New York skyscrapers adapt to climate change
With a skyline crowded with ever-more luxury towers, the construction of another Manhattan skyscraper wouldn't normally be remarkable.
But the American Copper Buildings going up on the East River—a complex of two towers with 764 apartments, panoramic views and a huge entrance hall with a doorman—is different.
Planned just after deadly Hurricane Sandy ravaged New York in October 2012—sounding another alarm about the mounting effects of climate change—it was designed with new threats in mind, reflecting how the real estate world is evolving to account for global warming, in contrast to President Donald Trump's moves to roll back environmental protection.
The huge storm killed more than 40 people in New York, paralyzing the US financial capital for days.
JDS, the company developing the American Copper Buildings, bought the land for the project around the same time.
"The whole thing was a lake, we could have toured the site in a canoe," said Simon Koster, a principal at the company.
"We knew something like that would happen again," he added. "So we said, 'How can we make sure that if we lived here, we will not be facing that scenario?' So we let the designers loose."
Tools to survive
One of the main innovations was to ensure residents have access to electricity as long as possible in the event of an outage in the city.
Instead of planning an opulent penthouse on the top floor, the architects reserved space for big natural-gas generators designed to keep key equipment functioning if the power fails.
Although the machines are situated "in the most valuable real estate of this building," Koster said, "it makes all the other units all the more valuable."
"We are going to have more of these events, it's just being strategic and smart about how you prepare for them," architect Gregg Pasquarelli said.
"If we lose power, if you can go up and down in the elevator and your refrigerator works and you have one outlet available that you charge your phone on, you can probably survive in New York for a week," he added.
Every kitchen has two electrical outlets—one reserved for refrigerators—connected to a back-up circuit fed by the generators. That means smartphones can be charged during a breakdown.
Traditionally relegated to the basement, the heating, ventilation and large electrical equipment have been installed on the first floor instead, more than 20 feet (seven meters) above the street to minimize the risk of flooding.
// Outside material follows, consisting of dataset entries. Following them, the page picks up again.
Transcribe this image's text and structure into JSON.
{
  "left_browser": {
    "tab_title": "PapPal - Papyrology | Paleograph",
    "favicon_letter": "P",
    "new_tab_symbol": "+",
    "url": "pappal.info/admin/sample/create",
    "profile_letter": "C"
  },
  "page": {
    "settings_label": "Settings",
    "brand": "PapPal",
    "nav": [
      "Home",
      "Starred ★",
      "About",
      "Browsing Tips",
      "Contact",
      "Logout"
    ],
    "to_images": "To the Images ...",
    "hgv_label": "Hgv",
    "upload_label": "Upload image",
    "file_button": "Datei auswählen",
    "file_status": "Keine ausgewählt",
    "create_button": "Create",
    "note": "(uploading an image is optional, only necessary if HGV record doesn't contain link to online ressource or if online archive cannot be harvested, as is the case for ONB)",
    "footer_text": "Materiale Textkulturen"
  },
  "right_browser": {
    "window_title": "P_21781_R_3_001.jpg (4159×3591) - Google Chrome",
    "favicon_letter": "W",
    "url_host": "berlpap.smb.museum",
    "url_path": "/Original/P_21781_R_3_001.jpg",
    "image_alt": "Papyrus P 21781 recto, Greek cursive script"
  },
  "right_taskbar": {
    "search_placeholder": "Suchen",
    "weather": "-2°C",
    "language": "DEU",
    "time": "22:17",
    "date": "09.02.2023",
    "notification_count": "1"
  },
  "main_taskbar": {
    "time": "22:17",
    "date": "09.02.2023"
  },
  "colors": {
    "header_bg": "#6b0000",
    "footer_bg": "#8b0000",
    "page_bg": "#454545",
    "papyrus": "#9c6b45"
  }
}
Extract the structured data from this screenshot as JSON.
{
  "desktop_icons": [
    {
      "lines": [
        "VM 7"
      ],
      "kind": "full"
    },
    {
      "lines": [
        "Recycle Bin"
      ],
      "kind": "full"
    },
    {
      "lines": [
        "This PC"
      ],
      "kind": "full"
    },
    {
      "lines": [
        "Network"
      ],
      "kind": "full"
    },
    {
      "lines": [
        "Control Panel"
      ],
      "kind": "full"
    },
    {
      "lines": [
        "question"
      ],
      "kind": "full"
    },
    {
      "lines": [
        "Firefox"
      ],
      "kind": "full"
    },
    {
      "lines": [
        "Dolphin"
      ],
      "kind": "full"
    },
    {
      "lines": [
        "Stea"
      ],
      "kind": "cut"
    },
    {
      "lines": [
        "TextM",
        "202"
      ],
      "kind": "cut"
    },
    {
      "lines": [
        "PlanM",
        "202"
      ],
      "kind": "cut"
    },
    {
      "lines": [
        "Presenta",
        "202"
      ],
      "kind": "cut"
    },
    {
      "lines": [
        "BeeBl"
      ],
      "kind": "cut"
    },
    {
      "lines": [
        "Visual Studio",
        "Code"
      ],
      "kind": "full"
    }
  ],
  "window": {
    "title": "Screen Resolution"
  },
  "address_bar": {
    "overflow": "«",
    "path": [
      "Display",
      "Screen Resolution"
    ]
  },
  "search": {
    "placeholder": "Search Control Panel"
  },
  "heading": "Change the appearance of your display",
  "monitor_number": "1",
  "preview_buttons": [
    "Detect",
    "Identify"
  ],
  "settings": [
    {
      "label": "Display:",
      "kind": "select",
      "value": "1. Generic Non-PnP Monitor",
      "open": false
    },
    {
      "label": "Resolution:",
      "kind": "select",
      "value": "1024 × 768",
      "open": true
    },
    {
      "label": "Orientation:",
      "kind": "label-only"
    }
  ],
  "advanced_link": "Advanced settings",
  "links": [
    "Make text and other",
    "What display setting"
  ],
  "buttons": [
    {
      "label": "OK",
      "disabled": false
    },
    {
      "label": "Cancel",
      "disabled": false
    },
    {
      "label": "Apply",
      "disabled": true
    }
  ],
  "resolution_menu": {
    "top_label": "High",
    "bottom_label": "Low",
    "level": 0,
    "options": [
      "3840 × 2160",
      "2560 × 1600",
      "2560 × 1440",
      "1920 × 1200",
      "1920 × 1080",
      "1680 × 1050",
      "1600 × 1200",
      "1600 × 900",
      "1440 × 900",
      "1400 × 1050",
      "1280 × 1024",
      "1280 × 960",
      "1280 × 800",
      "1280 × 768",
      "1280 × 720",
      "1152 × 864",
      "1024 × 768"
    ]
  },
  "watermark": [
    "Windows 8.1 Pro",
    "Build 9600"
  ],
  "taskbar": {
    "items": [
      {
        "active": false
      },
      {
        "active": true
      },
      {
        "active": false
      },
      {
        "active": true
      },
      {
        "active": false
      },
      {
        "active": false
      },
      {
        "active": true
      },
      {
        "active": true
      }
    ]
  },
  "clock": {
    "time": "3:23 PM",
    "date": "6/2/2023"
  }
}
The main entrance hall is large and austere, with steel pillars and floor tiling designed for outside use.
Wood-paneled walls warm the atmosphere—but the open side panels can dry easily with no damage in the event of flooding.
The building's cheapest studios will be available for rent starting from $3,000 a month, and include the luxury perks of access to a swimming pool and huge terrace with views of the Empire State Building in addition to the more prosaic bonus of flood resistance.
New York is embracing resilient architecture more than most cities in the country because its exorbitantly priced real estate drives up the financial stakes, says Alex Wilson, president of the Vermont-based Resilient Design Institute, which specializes in such issues.
Besides electricity, architects are also coming up with ways of providing drinking water—with accessible faucets for everyone now obligatory on lower floors—as well as maintaining reasonable temperatures.
In the event of a summer power outage, "a lot of condominiums are heavily glazed and would become inhabitable," Wilson said.
The city is identifying the most vulnerable existing buildings for adaptation.
However, the obstacles for reconstructing older structures are greater than integrating flood resistance during the construction of new projects such as the Copper Buildings—and so are the costs—Wilson said.
Politics may also get in the way. The Trump administration plans to slash the Environmental Protection Agency's budget, which may affect the collection of data to assess weak infrastructure.
"If the government stops collecting the data on flooding vulnerabilities, heat waves, then it's going to be harder for the design and development communities to incorporate changes in their design," Wilson said.
Still, he's optimistic the government's rejection of science about the effects of climate change will have only a temporary effect.
"The private sector is well aware of this, the insurance industry is increasingly aware of this and these industries will continue to drive progress in resilience."